BY BLAKE HANNON CONTRIBUTING WRITERJULY 09, 2020 06:00 AM

In 2017, Stacy Hicks retired as a security guard from Rupp Arena … at the age of 50 … because of hot sauce.

Wait. Hot sauce? This story is a subscriber exclusive

You read that right. More specifically, the long-time foodie became a local culinary entrepreneur – or as he describes it, the owner, manager and the “guy who sweeps up” for Back Porch Hot Sauce.

The condiment was something the Winchester native concocted to bring something distinct and local to the increasingly popular hot sauce market.

Growing up, Hicks remembers his late mother, Carol Simmons, used to grow peppers at their house, despite her inability to tolerate spicy food.

“Mom couldn’t take the heat at all,” he recalls.

Apparently, some of his former co-workers could. He remembers conversations with them talking about hot peppers and was given some extra spicy ghost pepper plants to plant at his house.

“When they came in, buddy, they came in,” he said. “I had so many peppers I didn’t know what to do with them all.”

One of his work friends suggested he turn them into a hot sauce so he could enjoy them year-round.
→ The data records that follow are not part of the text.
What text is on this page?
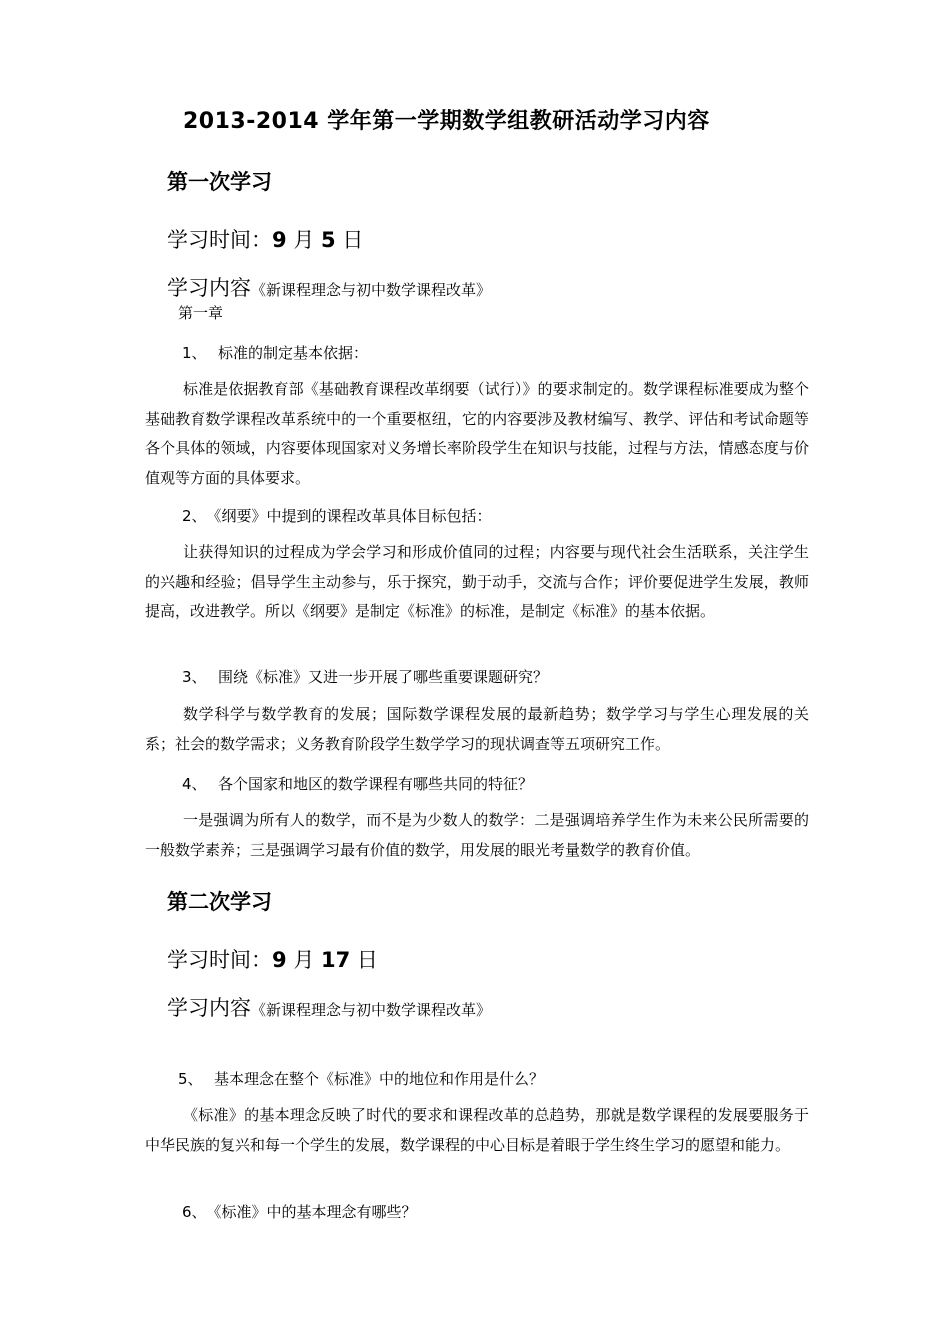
2013-2014 学年第一学期数学组教研活动学习内容
第一次学习
学习时间：9 月 5 日
学习内容《新课程理念与初中数学课程改革》
第一章
1、 标准的制定基本依据：

标准是依据教育部《基础教育课程改革纲要（试行）》的要求制定的。数学课程标准要成为整个基础教育数学课程改革系统中的一个重要枢纽，它的内容要涉及教材编写、教学、评估和考试命题等各个具体的领域，内容要体现国家对义务增长率阶段学生在知识与技能，过程与方法，情感态度与价值观等方面的具体要求。

2、《纲要》中提到的课程改革具体目标包括：

让获得知识的过程成为学会学习和形成价值同的过程；内容要与现代社会生活联系，关注学生的兴趣和经验；倡导学生主动参与，乐于探究，勤于动手，交流与合作；评价要促进学生发展，教师提高，改进教学。所以《纲要》是制定《标准》的标准，是制定《标准》的基本依据。

3、 围绕《标准》又进一步开展了哪些重要课题研究？

数学科学与数学教育的发展；国际数学课程发展的最新趋势；数学学习与学生心理发展的关系；社会的数学需求；义务教育阶段学生数学学习的现状调查等五项研究工作。

4、 各个国家和地区的数学课程有哪些共同的特征？

一是强调为所有人的数学，而不是为少数人的数学：二是强调培养学生作为未来公民所需要的一般数学素养；三是强调学习最有价值的数学，用发展的眼光考量数学的教育价值。

第二次学习
学习时间：9 月 17 日
学习内容《新课程理念与初中数学课程改革》
5、 基本理念在整个《标准》中的地位和作用是什么？

《标准》的基本理念反映了时代的要求和课程改革的总趋势，那就是数学课程的发展要服务于中华民族的复兴和每一个学生的发展，数学课程的中心目标是着眼于学生终生学习的愿望和能力。

6、《标准》中的基本理念有哪些？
Next thing you know, he’s ordering bottles online, trying out recipes and bringing them into work for employees to try. It led to requests to purchase bottles, eventually selling 100 of to friends and co-workers.
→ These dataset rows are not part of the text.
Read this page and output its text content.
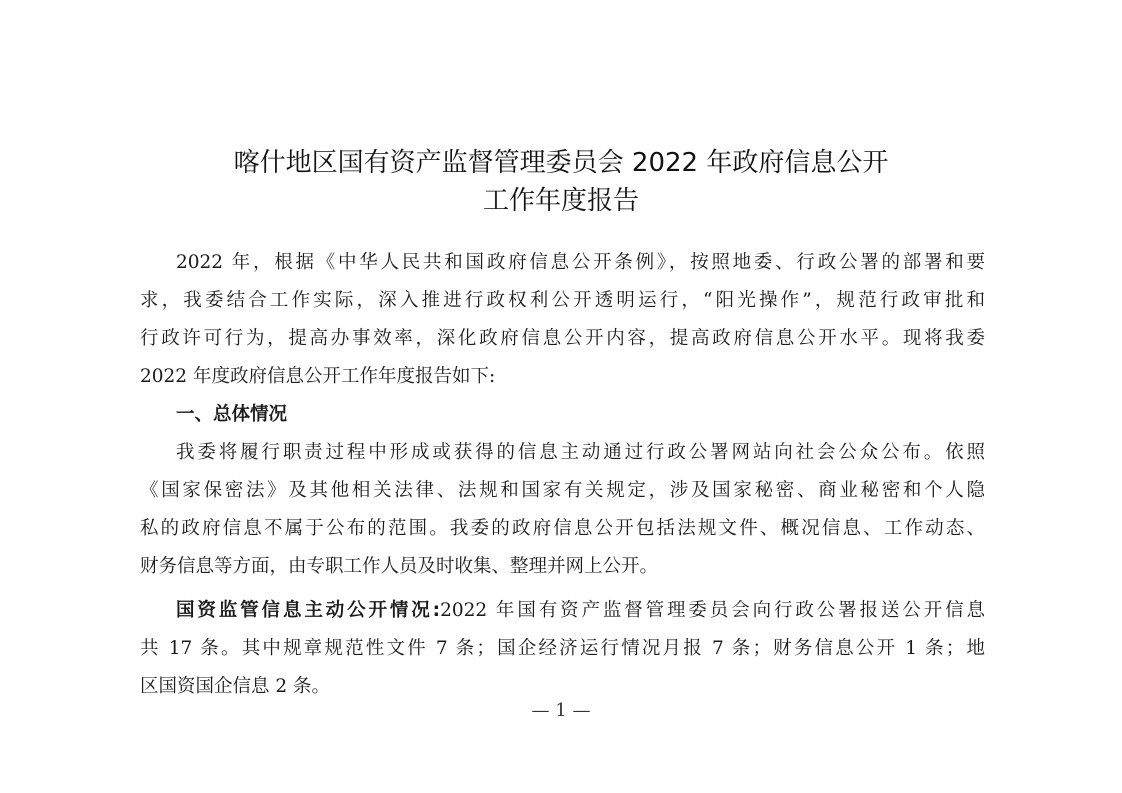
喀什地区国有资产监督管理委员会 2022 年政府信息公开
工作年度报告
2022 年，根据《中华人民共和国政府信息公开条例》，按照地委、行政公署的部署和要
求，我委结合工作实际，深入推进行政权利公开透明运行，“阳光操作”，规范行政审批和
行政许可行为，提高办事效率，深化政府信息公开内容，提高政府信息公开水平。现将我委
2022 年度政府信息公开工作年度报告如下:
一、总体情况
我委将履行职责过程中形成或获得的信息主动通过行政公署网站向社会公众公布。依照
《国家保密法》及其他相关法律、法规和国家有关规定，涉及国家秘密、商业秘密和个人隐
私的政府信息不属于公布的范围。我委的政府信息公开包括法规文件、概况信息、工作动态、
财务信息等方面，由专职工作人员及时收集、整理并网上公开。
国资监管信息主动公开情况:2022 年国有资产监督管理委员会向行政公署报送公开信息
共 17 条。其中规章规范性文件 7 条；国企经济运行情况月报 7 条；财务信息公开 1 条；地
区国资国企信息 2 条。
— 1 —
“A light kind of went off in my head,” Hicks said. “I just thought it would be something kind of as a sideline, something to do in my free time.”
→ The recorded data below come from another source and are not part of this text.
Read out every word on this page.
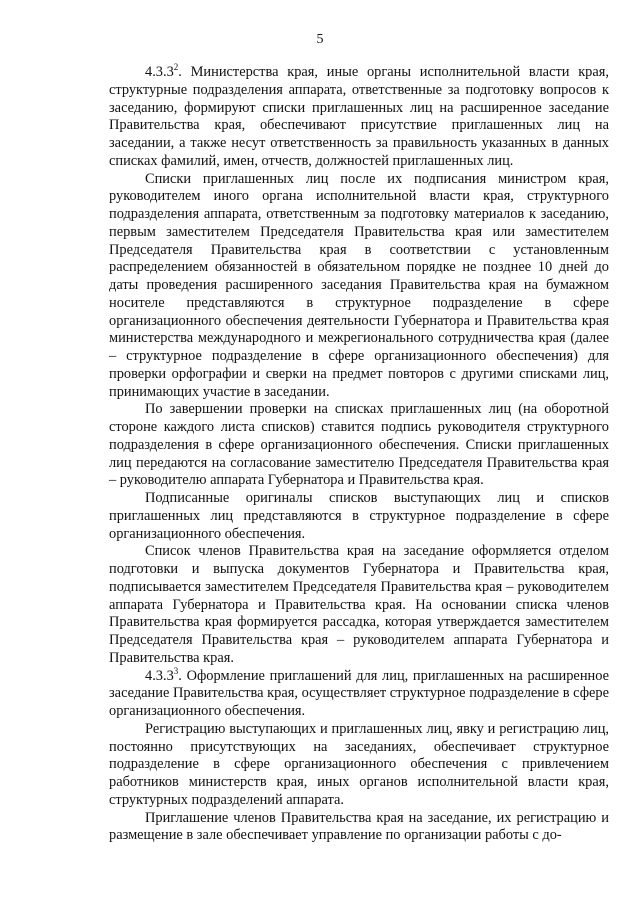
5

4.3.3$^2$. Министерства края, иные органы исполнительной власти края, структурные подразделения аппарата, ответственные за подготовку вопросов к заседанию, формируют списки приглашенных лиц на расширенное заседание Правительства края, обеспечивают присутствие приглашенных лиц на заседании, а также несут ответственность за правильность указанных в данных списках фамилий, имен, отчеств, должностей приглашенных лиц.

Списки приглашенных лиц после их подписания министром края, руководителем иного органа исполнительной власти края, структурного подразделения аппарата, ответственным за подготовку материалов к заседанию, первым заместителем Председателя Правительства края или заместителем Председателя Правительства края в соответствии с установленным распределением обязанностей в обязательном порядке не позднее 10 дней до даты проведения расширенного заседания Правительства края на бумажном носителе представляются в структурное подразделение в сфере организационного обеспечения деятельности Губернатора и Правительства края министерства международного и межрегионального сотрудничества края (далее – структурное подразделение в сфере организационного обеспечения) для проверки орфографии и сверки на предмет повторов с другими списками лиц, принимающих участие в заседании.

По завершении проверки на списках приглашенных лиц (на оборотной стороне каждого листа списков) ставится подпись руководителя структурного подразделения в сфере организационного обеспечения. Списки приглашенных лиц передаются на согласование заместителю Председателя Правительства края – руководителю аппарата Губернатора и Правительства края.

Подписанные оригиналы списков выступающих лиц и списков приглашенных лиц представляются в структурное подразделение в сфере организационного обеспечения.

Список членов Правительства края на заседание оформляется отделом подготовки и выпуска документов Губернатора и Правительства края, подписывается заместителем Председателя Правительства края – руководителем аппарата Губернатора и Правительства края. На основании списка членов Правительства края формируется рассадка, которая утверждается заместителем Председателя Правительства края – руководителем аппарата Губернатора и Правительства края.

4.3.3$^3$. Оформление приглашений для лиц, приглашенных на расширенное заседание Правительства края, осуществляет структурное подразделение в сфере организационного обеспечения.

Регистрацию выступающих и приглашенных лиц, явку и регистрацию лиц, постоянно присутствующих на заседаниях, обеспечивает структурное подразделение в сфере организационного обеспечения с привлечением работников министерств края, иных органов исполнительной власти края, структурных подразделений аппарата.

Приглашение членов Правительства края на заседание, их регистрацию и размещение в зале обеспечивает управление по организации работы с до-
Living in his subdivision in Winchester, his backyard soon became overgrown with hot peppers to the point where a friend of his loaned part of his farm in Clark County to grow more. Multiple freezers in his two-car garage to hold his fresh-picked supply.

He and his mother came up with the brand name Back Porch Hot Sauce inspired by the pepper plants she grew there. She also drew the label’s artwork.

His first official bottles of Back Porch Hot Sauce made their debut in 2013 at Lexington’s Incredible Food Show at Rupp Arena, the first of many food events, conventions and festivals Hicks set up throughout the year. There, he picked up a couple of contracts with retail stores and found a distributor out of Louisville, which eventually led to the hot sauce being available in more than 50 retail outlets in Kentucky, Ohio and North Carolina.

In creating the signature elements of Back Porch Hot Sauce, Hicks said he wanted to avoid common characteristics of other brands.

“I don’t like the mainstream stuff you get in the store. It’s almost all heat and vinegar. There’s hardly any flavor,” he said. “I actually wanted something that tasted like the peppers themselves. You get past the heat, there’s something really enjoyable about a hot pepper to where they have really good flavor.”

Back Porch Hot Sauce uses a vinegar and tomato base, a bit of water and xanthan gum.

Different types of peppers are the star of each of the brand’s five hot sauce offerings at $6.25 per bottle: Mild Heat (jalapeno), Medium Heat (habanero, jalapeno and Thai chiles), Extreme Heat (ghost, fatalii, habanero, jalapeno and Thai chiles), Hot Banana Pepper (Hungarian wax peppers) and its newest offering Bee Sting (habanero and honey).

He also has created special yearly offerings, like Shotgun made with scorpion peppers or Gone Fishing made with fish peppers, that sell out quickly.

Back Porch Hot Sauce’s slogan is based on one of the brand’s most commonly uttered compliments: “The Hot Sauce With Taste!” For Hicks, this unexpected success dabbling with heat has turned out pretty sweet.

“If it continues to grow and I spread out to more states, fine. If I stay right where I’m at, I’m comfortable with that,” he said. “If you do something you really like, it’s really not work, right?”